Su « Proyecto de enderezamiento del Sena » o el de « Transformación de la autopista periférica de Paris en dos líneas rectilíneas y paralelas », dos planos urbanísticos presentados con una imperturbable seriedad, llevan al terreno geográfico la misma desacralización que Vanarsky ya había cometido en relación con los grandes maestros del arte moderno: Mondrian, Duchamp, Picasso, Matisse.

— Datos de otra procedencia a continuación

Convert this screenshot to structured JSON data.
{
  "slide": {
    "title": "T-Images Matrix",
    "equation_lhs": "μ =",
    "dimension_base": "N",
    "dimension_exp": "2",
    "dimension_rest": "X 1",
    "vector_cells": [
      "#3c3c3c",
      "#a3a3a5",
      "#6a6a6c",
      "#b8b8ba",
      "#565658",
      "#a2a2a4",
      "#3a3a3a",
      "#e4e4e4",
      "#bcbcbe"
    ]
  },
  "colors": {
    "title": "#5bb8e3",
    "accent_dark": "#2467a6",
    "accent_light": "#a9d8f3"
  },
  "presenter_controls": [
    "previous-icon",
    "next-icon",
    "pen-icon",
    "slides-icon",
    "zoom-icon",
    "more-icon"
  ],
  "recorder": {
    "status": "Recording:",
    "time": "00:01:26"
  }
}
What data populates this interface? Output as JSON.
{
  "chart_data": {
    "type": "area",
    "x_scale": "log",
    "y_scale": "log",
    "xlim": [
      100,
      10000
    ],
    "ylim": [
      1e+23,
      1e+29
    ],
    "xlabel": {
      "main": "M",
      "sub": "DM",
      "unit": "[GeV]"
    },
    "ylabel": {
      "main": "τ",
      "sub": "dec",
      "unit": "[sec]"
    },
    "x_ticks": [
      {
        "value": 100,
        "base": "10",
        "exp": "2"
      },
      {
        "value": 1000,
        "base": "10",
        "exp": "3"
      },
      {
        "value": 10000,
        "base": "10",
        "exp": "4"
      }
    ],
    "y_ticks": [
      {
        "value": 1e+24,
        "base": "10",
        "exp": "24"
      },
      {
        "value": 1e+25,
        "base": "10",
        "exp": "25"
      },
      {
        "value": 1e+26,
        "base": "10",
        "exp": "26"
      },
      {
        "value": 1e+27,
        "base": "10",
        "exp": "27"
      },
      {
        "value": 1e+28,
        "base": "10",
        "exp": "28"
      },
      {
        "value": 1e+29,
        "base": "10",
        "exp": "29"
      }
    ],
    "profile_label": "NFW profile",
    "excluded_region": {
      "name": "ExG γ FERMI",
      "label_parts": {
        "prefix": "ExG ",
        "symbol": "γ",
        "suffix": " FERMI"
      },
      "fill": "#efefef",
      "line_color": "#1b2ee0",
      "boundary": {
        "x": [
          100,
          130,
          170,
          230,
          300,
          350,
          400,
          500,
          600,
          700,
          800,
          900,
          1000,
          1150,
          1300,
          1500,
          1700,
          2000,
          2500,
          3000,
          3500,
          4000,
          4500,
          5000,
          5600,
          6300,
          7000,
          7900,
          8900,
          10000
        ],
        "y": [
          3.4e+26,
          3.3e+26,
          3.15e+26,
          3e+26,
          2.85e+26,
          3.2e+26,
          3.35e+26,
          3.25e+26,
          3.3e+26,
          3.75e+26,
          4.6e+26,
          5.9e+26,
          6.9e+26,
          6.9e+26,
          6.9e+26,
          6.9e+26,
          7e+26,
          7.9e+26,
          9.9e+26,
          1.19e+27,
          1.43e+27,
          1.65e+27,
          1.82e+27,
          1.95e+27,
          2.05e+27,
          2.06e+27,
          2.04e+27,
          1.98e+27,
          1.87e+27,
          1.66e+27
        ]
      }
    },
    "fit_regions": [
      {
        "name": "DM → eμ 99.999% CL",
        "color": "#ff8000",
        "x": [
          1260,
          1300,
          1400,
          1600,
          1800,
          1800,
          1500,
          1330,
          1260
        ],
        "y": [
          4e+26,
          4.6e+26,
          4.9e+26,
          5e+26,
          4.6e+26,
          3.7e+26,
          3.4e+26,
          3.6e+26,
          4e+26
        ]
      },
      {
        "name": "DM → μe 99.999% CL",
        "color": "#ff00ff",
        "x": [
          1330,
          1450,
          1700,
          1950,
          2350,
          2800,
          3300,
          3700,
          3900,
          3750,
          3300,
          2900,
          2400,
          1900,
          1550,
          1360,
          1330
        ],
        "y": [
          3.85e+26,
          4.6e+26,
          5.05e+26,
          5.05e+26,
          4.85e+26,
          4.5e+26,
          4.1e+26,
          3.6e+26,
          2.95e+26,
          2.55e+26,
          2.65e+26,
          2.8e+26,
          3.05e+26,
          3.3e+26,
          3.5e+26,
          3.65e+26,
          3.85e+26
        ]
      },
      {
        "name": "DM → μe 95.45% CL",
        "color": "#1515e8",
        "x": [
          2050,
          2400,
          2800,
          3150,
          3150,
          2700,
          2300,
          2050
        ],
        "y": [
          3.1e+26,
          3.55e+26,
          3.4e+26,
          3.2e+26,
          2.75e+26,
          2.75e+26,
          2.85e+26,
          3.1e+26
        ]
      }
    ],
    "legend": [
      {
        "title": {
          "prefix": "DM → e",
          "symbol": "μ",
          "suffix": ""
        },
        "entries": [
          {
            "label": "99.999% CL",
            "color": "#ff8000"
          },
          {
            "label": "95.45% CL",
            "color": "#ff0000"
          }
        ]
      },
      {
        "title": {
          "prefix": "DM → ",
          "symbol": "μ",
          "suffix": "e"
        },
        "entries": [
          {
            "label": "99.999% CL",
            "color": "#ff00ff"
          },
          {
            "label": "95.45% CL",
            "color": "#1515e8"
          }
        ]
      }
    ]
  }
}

En la Bienal de Buenos Aires presentada en el Museo de Bellas Artes en 2002 pudieron verse algunos libros, algunos mapas eróticos y la Toporgraphie, de Vanarsky. Pero la gran esperable y merecida exposición vanarskiana en el más importante museo porteño aun no ha tenido lugar. Desde hace unos años, el artista comparte sus búsquedas con sus colegas de la comisión plástica del Collège de Pataphysique, fundado en homenaje al Pere Ubu de Alfred Jarry. Un libro publicado en marzo por Editions du Seuil consagra una sección importante a la obra descolocante de nuestro compatriota, descubierta por muchos durante la Exposición de Sevilla de 1992, donde un libro gigante movía sus páginas como para hacer ver que, de entre todo lo que se ha escrito, no existe ni una línea fijada para siempre.

El aspecto físico de Jack es una mezcla de Einstein y de Gepetto, el padre de Pinocho. Su obra también tiene algo de los dos: los cálculos del matemático y la ternura del artesano que anima a sus criaturas jugando con su vaivén entre mentira y verdad. Criaturas de un aplicado realismo, pero cuyo ritmo alargado nos mantiene en una ansiedad indefinida, como si algo fundamental para nosotros prometiera vagamente venir. Unos versos de Silvina Ocampo parecen hechos para designar la espera: Que pronto llegue lo horrible / que lentamente llegue lo maravilloso.


© Alicia Dujovne Ortiz 2007.
«El ritmo de lo maravilloso». Catalogue de l’Exposition «Un universo en lo metafisico», Museo de la Ciudad, Valencia, Espagne.